Real AI readiness is an enablement question. It's whether your organization has done the hard, unglamorous work of documenting how things actually work — not how the process map says they work, not how the training deck from 2019 says they work, but how they actually work today, including the workarounds, the exceptions, and the judgment calls.
If you've done that work — if you have clear, current, well-maintained process documentation — then deploying an AI agent is a configuration exercise. You already have the playbook. You just need to translate it.
If you haven't done that work, then deploying an AI agent is an expensive way to discover everything you don't have written down. You'll learn a lot. It'll just cost you in customer experience, data quality, and trust while you're learning.
The data backs this up. Brandon Hall Group found that organizations with a strong onboarding process improve new hire retention by 82% and productivity by over 70%. The same logic applies to your agents: the quality of the "onboarding" — the instructions, the documentation, the institutional context — directly determines the quality of the output.
Where to Start
If you're reading this and realizing that your organization is about to hand an agent the equivalent of a blank onboarding packet, here's where I'd tell you to begin:
Audit your tribal knowledge before you touch the technology. Sit down with the three to five people who really run your revenue operations — not the people with the titles, the people who actually know where the bodies are buried — and document what they know. Every exception. Every workaround. Every "oh, we don't do it that way anymore, but the system still says..." moment. This is your agent's real instruction set.
Map the full process, including the parts you're embarrassed about. Your process map probably looks clean on a whiteboard. The reality involves spreadsheets, manual steps, Slack messages that serve as approvals, and at least one critical handoff that happens via email because nobody ever built the integration. An agent will expose every one of these gaps. Better to find them yourself first.
Write the instructions like you're onboarding someone who's never worked here. Not someone who's never worked in your industry — someone who's never worked here. The difference matters. Industry knowledge is general. Institutional knowledge is specific. Your agent needs the specific stuff.
Test with your most complicated scenarios, not your simplest ones. Everyone demos the happy path. Your agent's instructions need to handle the customer who's on a legacy contract with custom terms, being billed on a non-standard cycle, with a discount that was supposed to expire two quarters ago.
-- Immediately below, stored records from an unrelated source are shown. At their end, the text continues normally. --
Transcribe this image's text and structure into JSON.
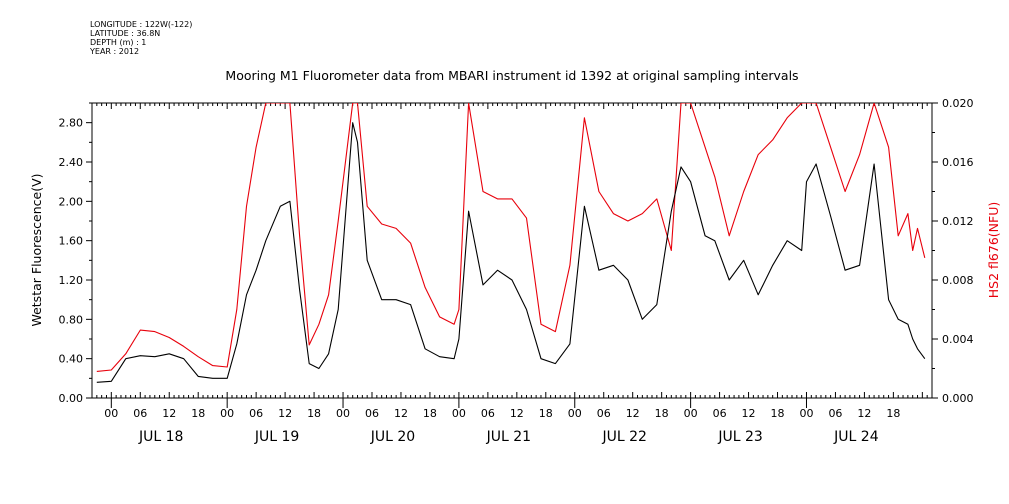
{
  "meta": {
    "longitude": "LONGITUDE : 122W(-122)",
    "latitude": "LATITUDE : 36.8N",
    "depth": "DEPTH (m) : 1",
    "year": "YEAR : 2012"
  },
  "colors": {
    "primary": "#000000",
    "secondary": "#e8000b"
  },
  "chart_data": {
    "type": "line",
    "title": "Mooring M1 Fluorometer data from MBARI instrument id 1392 at original sampling intervals",
    "ylabel": "Wetstar Fluorescence(V)",
    "y2label": "HS2 fl676(NFU)",
    "ylim": [
      0,
      3.0
    ],
    "y2lim": [
      0,
      0.02
    ],
    "xlim_hours": [
      -4,
      170
    ],
    "yticks": [
      "0.00",
      "0.40",
      "0.80",
      "1.20",
      "1.60",
      "2.00",
      "2.40",
      "2.80"
    ],
    "y2ticks": [
      "0.000",
      "0.004",
      "0.008",
      "0.012",
      "0.016",
      "0.020"
    ],
    "hour_ticks": [
      "00",
      "06",
      "12",
      "18"
    ],
    "days": [
      "JUL 18",
      "JUL 19",
      "JUL 20",
      "JUL 21",
      "JUL 22",
      "JUL 23",
      "JUL 24"
    ],
    "grid": false,
    "x": [
      -3,
      0,
      3,
      6,
      9,
      12,
      15,
      18,
      21,
      24,
      26,
      28,
      30,
      32,
      35,
      37,
      39,
      41,
      43,
      45,
      47,
      50,
      51,
      53,
      56,
      59,
      62,
      65,
      68,
      71,
      72,
      74,
      77,
      80,
      83,
      86,
      89,
      92,
      95,
      98,
      101,
      104,
      107,
      110,
      113,
      116,
      118,
      120,
      123,
      125,
      128,
      131,
      134,
      137,
      140,
      143,
      144,
      146,
      149,
      152,
      155,
      158,
      161,
      163,
      165,
      166,
      167,
      168.5
    ],
    "series": [
      {
        "name": "Wetstar Fluorescence(V)",
        "axis": "left",
        "color": "#000000",
        "values": [
          0.16,
          0.17,
          0.4,
          0.43,
          0.42,
          0.45,
          0.4,
          0.22,
          0.2,
          0.2,
          0.55,
          1.05,
          1.3,
          1.6,
          1.95,
          2.0,
          1.1,
          0.35,
          0.3,
          0.45,
          0.9,
          2.8,
          2.6,
          1.4,
          1.0,
          1.0,
          0.95,
          0.5,
          0.42,
          0.4,
          0.6,
          1.9,
          1.15,
          1.3,
          1.2,
          0.9,
          0.4,
          0.35,
          0.55,
          1.95,
          1.3,
          1.35,
          1.2,
          0.8,
          0.95,
          1.9,
          2.35,
          2.2,
          1.65,
          1.6,
          1.2,
          1.4,
          1.05,
          1.35,
          1.6,
          1.5,
          2.2,
          2.38,
          1.85,
          1.3,
          1.35,
          2.38,
          1.0,
          0.8,
          0.75,
          0.6,
          0.5,
          0.4
        ]
      },
      {
        "name": "HS2 fl676(NFU)",
        "axis": "right",
        "color": "#e8000b",
        "values": [
          0.0018,
          0.0019,
          0.003,
          0.0046,
          0.0045,
          0.0041,
          0.0035,
          0.0028,
          0.0022,
          0.0021,
          0.006,
          0.013,
          0.017,
          0.02,
          0.02,
          0.02,
          0.011,
          0.0036,
          0.005,
          0.007,
          0.012,
          0.02,
          0.02,
          0.013,
          0.0118,
          0.0115,
          0.0105,
          0.0075,
          0.0055,
          0.005,
          0.006,
          0.02,
          0.014,
          0.0135,
          0.0135,
          0.0122,
          0.005,
          0.0045,
          0.009,
          0.019,
          0.014,
          0.0125,
          0.012,
          0.0125,
          0.0135,
          0.01,
          0.02,
          0.02,
          0.017,
          0.015,
          0.011,
          0.014,
          0.0165,
          0.0175,
          0.019,
          0.02,
          0.02,
          0.02,
          0.017,
          0.014,
          0.0165,
          0.02,
          0.017,
          0.011,
          0.0125,
          0.01,
          0.0115,
          0.0095
        ]
      }
    ]
  }
}
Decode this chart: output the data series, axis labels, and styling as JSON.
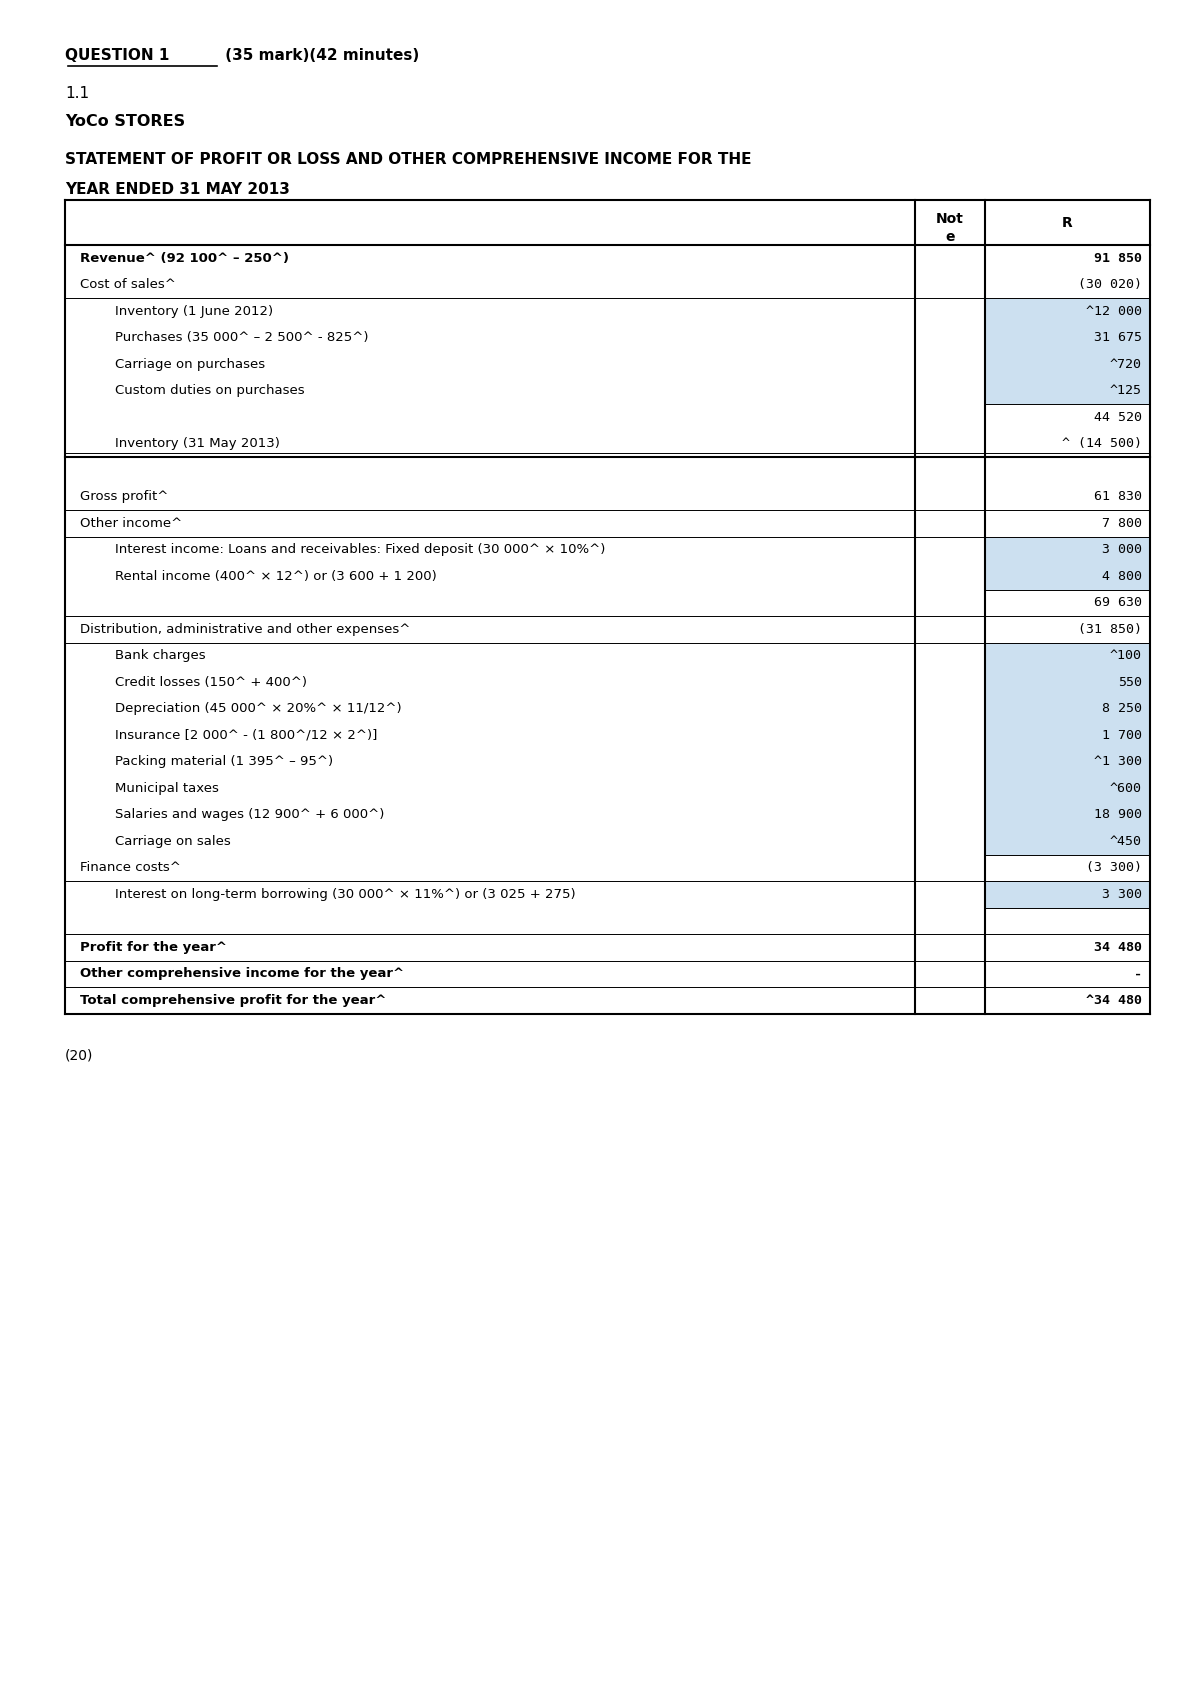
{
  "title_question": "QUESTION 1 (35 mark)(42 minutes)",
  "subtitle1": "1.1",
  "subtitle2": "YoCo STORES",
  "statement_title": "STATEMENT OF PROFIT OR LOSS AND OTHER COMPREHENSIVE INCOME FOR THE\nYEAR ENDED 31 MAY 2013",
  "col_header_note": "Not\ne",
  "col_header_r": "R",
  "footer_note": "(20)",
  "bg_color": "#ffffff",
  "highlight_color": "#cce0f0",
  "rows": [
    {
      "label": "Revenue^ (92 100^ – 250^)",
      "value": "91 850",
      "indent": 0,
      "bold": true,
      "highlight": false,
      "value_highlight": false
    },
    {
      "label": "Cost of sales^",
      "value": "(30 020)",
      "indent": 0,
      "bold": false,
      "highlight": false,
      "value_highlight": false
    },
    {
      "label": "Inventory (1 June 2012)",
      "value": "^12 000",
      "indent": 1,
      "bold": false,
      "highlight": true,
      "value_highlight": true
    },
    {
      "label": "Purchases (35 000^ – 2 500^ - 825^)",
      "value": "31 675",
      "indent": 1,
      "bold": false,
      "highlight": true,
      "value_highlight": true
    },
    {
      "label": "Carriage on purchases",
      "value": "^720",
      "indent": 1,
      "bold": false,
      "highlight": true,
      "value_highlight": true
    },
    {
      "label": "Custom duties on purchases",
      "value": "^125",
      "indent": 1,
      "bold": false,
      "highlight": true,
      "value_highlight": true
    },
    {
      "label": "",
      "value": "44 520",
      "indent": 1,
      "bold": false,
      "highlight": false,
      "value_highlight": false
    },
    {
      "label": "Inventory (31 May 2013)",
      "value": "^ (14 500)",
      "indent": 1,
      "bold": false,
      "highlight": false,
      "value_highlight": false
    },
    {
      "label": "",
      "value": "",
      "indent": 0,
      "bold": false,
      "highlight": false,
      "value_highlight": false
    },
    {
      "label": "Gross profit^",
      "value": "61 830",
      "indent": 0,
      "bold": false,
      "highlight": false,
      "value_highlight": false
    },
    {
      "label": "Other income^",
      "value": "7 800",
      "indent": 0,
      "bold": false,
      "highlight": false,
      "value_highlight": false
    },
    {
      "label": "Interest income: Loans and receivables: Fixed deposit (30 000^ × 10%^)",
      "value": "3 000",
      "indent": 1,
      "bold": false,
      "highlight": true,
      "value_highlight": true
    },
    {
      "label": "Rental income (400^ × 12^) or (3 600 + 1 200)",
      "value": "4 800",
      "indent": 1,
      "bold": false,
      "highlight": true,
      "value_highlight": true
    },
    {
      "label": "",
      "value": "69 630",
      "indent": 0,
      "bold": false,
      "highlight": false,
      "value_highlight": false
    },
    {
      "label": "Distribution, administrative and other expenses^",
      "value": "(31 850)",
      "indent": 0,
      "bold": false,
      "highlight": false,
      "value_highlight": false
    },
    {
      "label": "Bank charges",
      "value": "^100",
      "indent": 1,
      "bold": false,
      "highlight": true,
      "value_highlight": true
    },
    {
      "label": "Credit losses (150^ + 400^)",
      "value": "550",
      "indent": 1,
      "bold": false,
      "highlight": true,
      "value_highlight": true
    },
    {
      "label": "Depreciation (45 000^ × 20%^ × 11/12^)",
      "value": "8 250",
      "indent": 1,
      "bold": false,
      "highlight": true,
      "value_highlight": true
    },
    {
      "label": "Insurance [2 000^ - (1 800^/12 × 2^)]",
      "value": "1 700",
      "indent": 1,
      "bold": false,
      "highlight": true,
      "value_highlight": true
    },
    {
      "label": "Packing material (1 395^ – 95^)",
      "value": "^1 300",
      "indent": 1,
      "bold": false,
      "highlight": true,
      "value_highlight": true
    },
    {
      "label": "Municipal taxes",
      "value": "^600",
      "indent": 1,
      "bold": false,
      "highlight": true,
      "value_highlight": true
    },
    {
      "label": "Salaries and wages (12 900^ + 6 000^)",
      "value": "18 900",
      "indent": 1,
      "bold": false,
      "highlight": true,
      "value_highlight": true
    },
    {
      "label": "Carriage on sales",
      "value": "^450",
      "indent": 1,
      "bold": false,
      "highlight": true,
      "value_highlight": true
    },
    {
      "label": "Finance costs^",
      "value": "(3 300)",
      "indent": 0,
      "bold": false,
      "highlight": false,
      "value_highlight": false
    },
    {
      "label": "Interest on long-term borrowing (30 000^ × 11%^) or (3 025 + 275)",
      "value": "3 300",
      "indent": 1,
      "bold": false,
      "highlight": true,
      "value_highlight": true
    },
    {
      "label": "",
      "value": "",
      "indent": 0,
      "bold": false,
      "highlight": false,
      "value_highlight": false
    },
    {
      "label": "Profit for the year^",
      "value": "34 480",
      "indent": 0,
      "bold": true,
      "highlight": false,
      "value_highlight": false
    },
    {
      "label": "Other comprehensive income for the year^",
      "value": "-",
      "indent": 0,
      "bold": true,
      "highlight": false,
      "value_highlight": false
    },
    {
      "label": "Total comprehensive profit for the year^",
      "value": "^34 480",
      "indent": 0,
      "bold": true,
      "highlight": false,
      "value_highlight": false
    }
  ]
}
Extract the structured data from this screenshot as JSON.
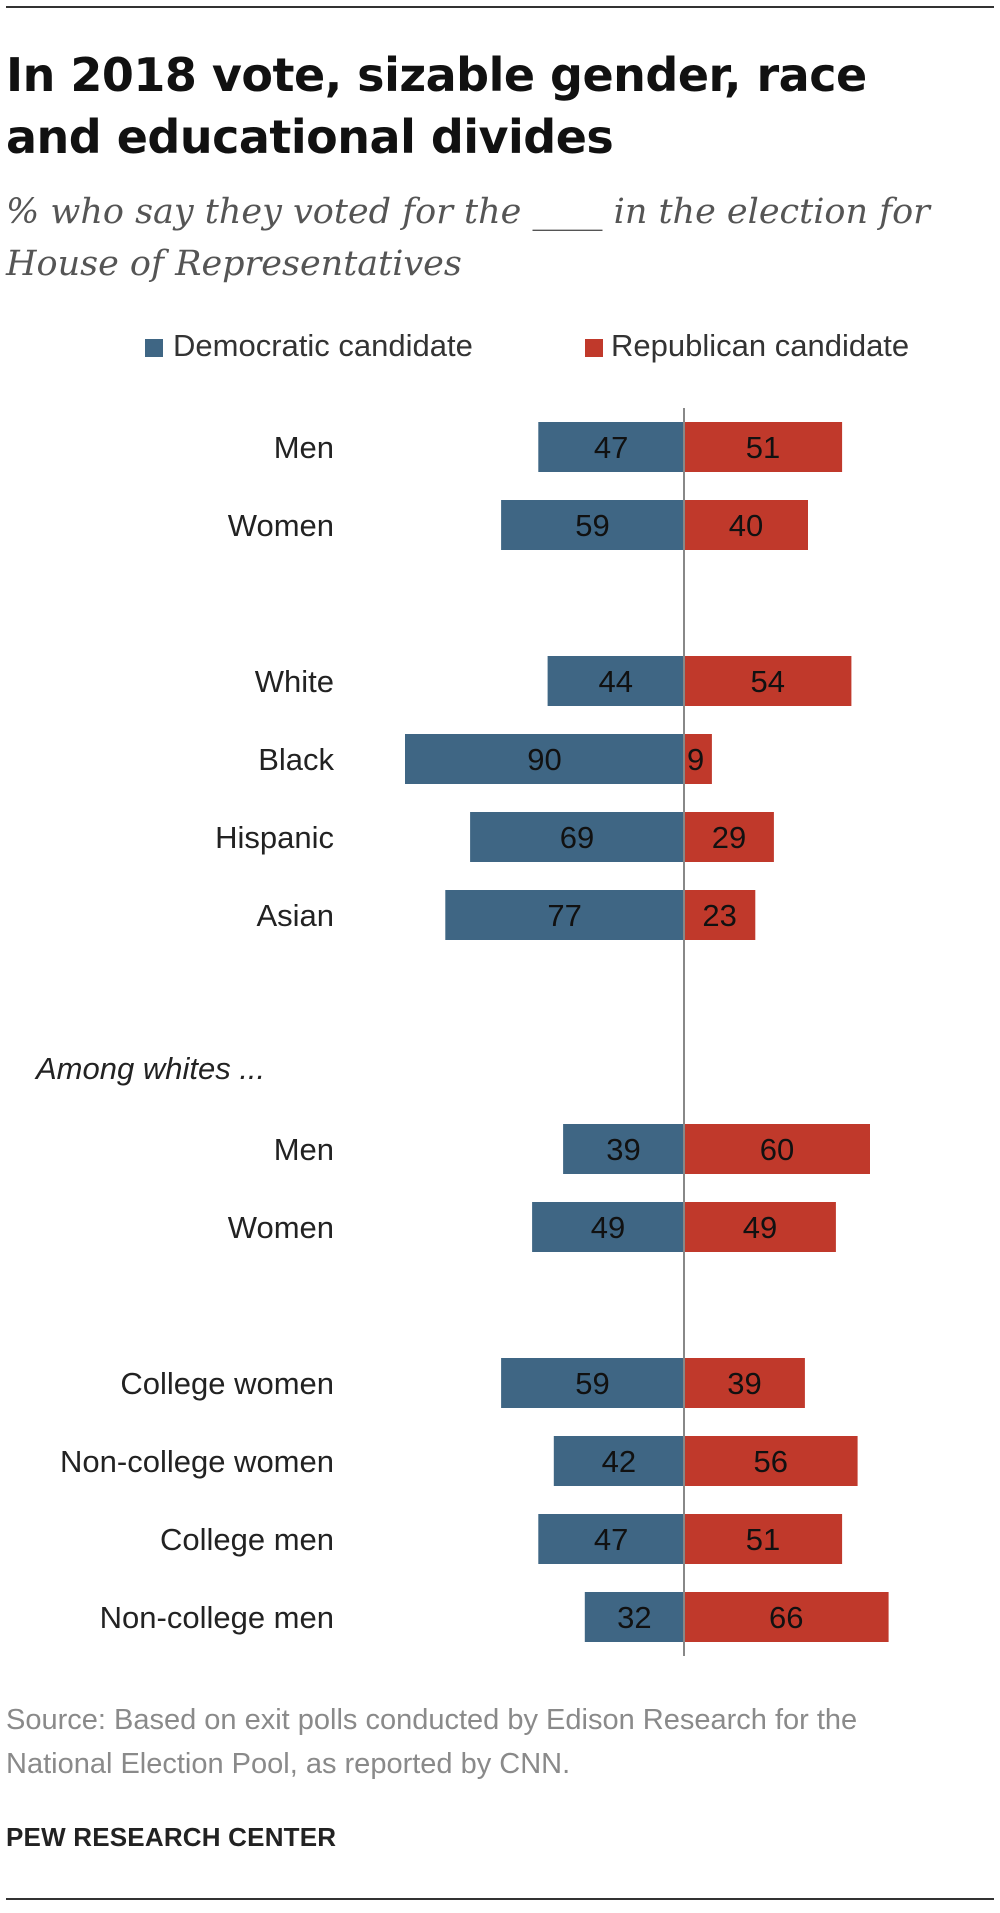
{
  "header": {
    "title": "In 2018 vote, sizable gender, race and educational divides",
    "subtitle": "% who say they voted for the ____ in the election for House of Representatives"
  },
  "chart_data": {
    "type": "bar",
    "orientation": "horizontal-diverging",
    "legend": [
      {
        "name": "Democratic candidate",
        "color": "#3f6684"
      },
      {
        "name": "Republican candidate",
        "color": "#c0392b"
      }
    ],
    "groups": [
      {
        "heading": "",
        "rows": [
          {
            "label": "Men",
            "dem": 47,
            "rep": 51
          },
          {
            "label": "Women",
            "dem": 59,
            "rep": 40
          }
        ]
      },
      {
        "heading": "",
        "rows": [
          {
            "label": "White",
            "dem": 44,
            "rep": 54
          },
          {
            "label": "Black",
            "dem": 90,
            "rep": 9
          },
          {
            "label": "Hispanic",
            "dem": 69,
            "rep": 29
          },
          {
            "label": "Asian",
            "dem": 77,
            "rep": 23
          }
        ]
      },
      {
        "heading": "Among whites ...",
        "rows": [
          {
            "label": "Men",
            "dem": 39,
            "rep": 60
          },
          {
            "label": "Women",
            "dem": 49,
            "rep": 49
          }
        ]
      },
      {
        "heading": "",
        "rows": [
          {
            "label": "College women",
            "dem": 59,
            "rep": 39
          },
          {
            "label": "Non-college women",
            "dem": 42,
            "rep": 56
          },
          {
            "label": "College men",
            "dem": 47,
            "rep": 51
          },
          {
            "label": "Non-college men",
            "dem": 32,
            "rep": 66
          }
        ]
      }
    ]
  },
  "footer": {
    "source": "Source: Based on exit polls conducted by Edison Research for the National Election Pool, as reported by CNN.",
    "credit": "PEW RESEARCH CENTER"
  }
}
That's the scenario that will break things. Test it first.
Treat the instructions as a living document. This is the same mistake companies make with human onboarding — they build the deck once and never update it. Your agent's instructions will need to evolve as your processes change, your products change, and your edge cases multiply. If nobody owns maintaining the instructions, they'll be outdated within a quarter.
The Bigger Point
This isn't really about AI. It's about something this industry has been bad at for a long time: taking enablement seriously.
We've always treated documentation as overhead. We've always assumed that smart people will figure it out. We've always valued building over teaching. And the cost of that was real but diffuse — slower onboarding, inconsistent execution, knowledge walking out the door when people leave.
AI agents just turned the volume up. The same organizational weaknesses that made human onboarding mediocre will make agent deployments fail. The same investment in documentation, process clarity, and institutional knowledge transfer that makes humans effective will make agents effective.
If you won't hire teachers, be a teacher. That advice hasn't changed. It just applies to a much larger classroom now.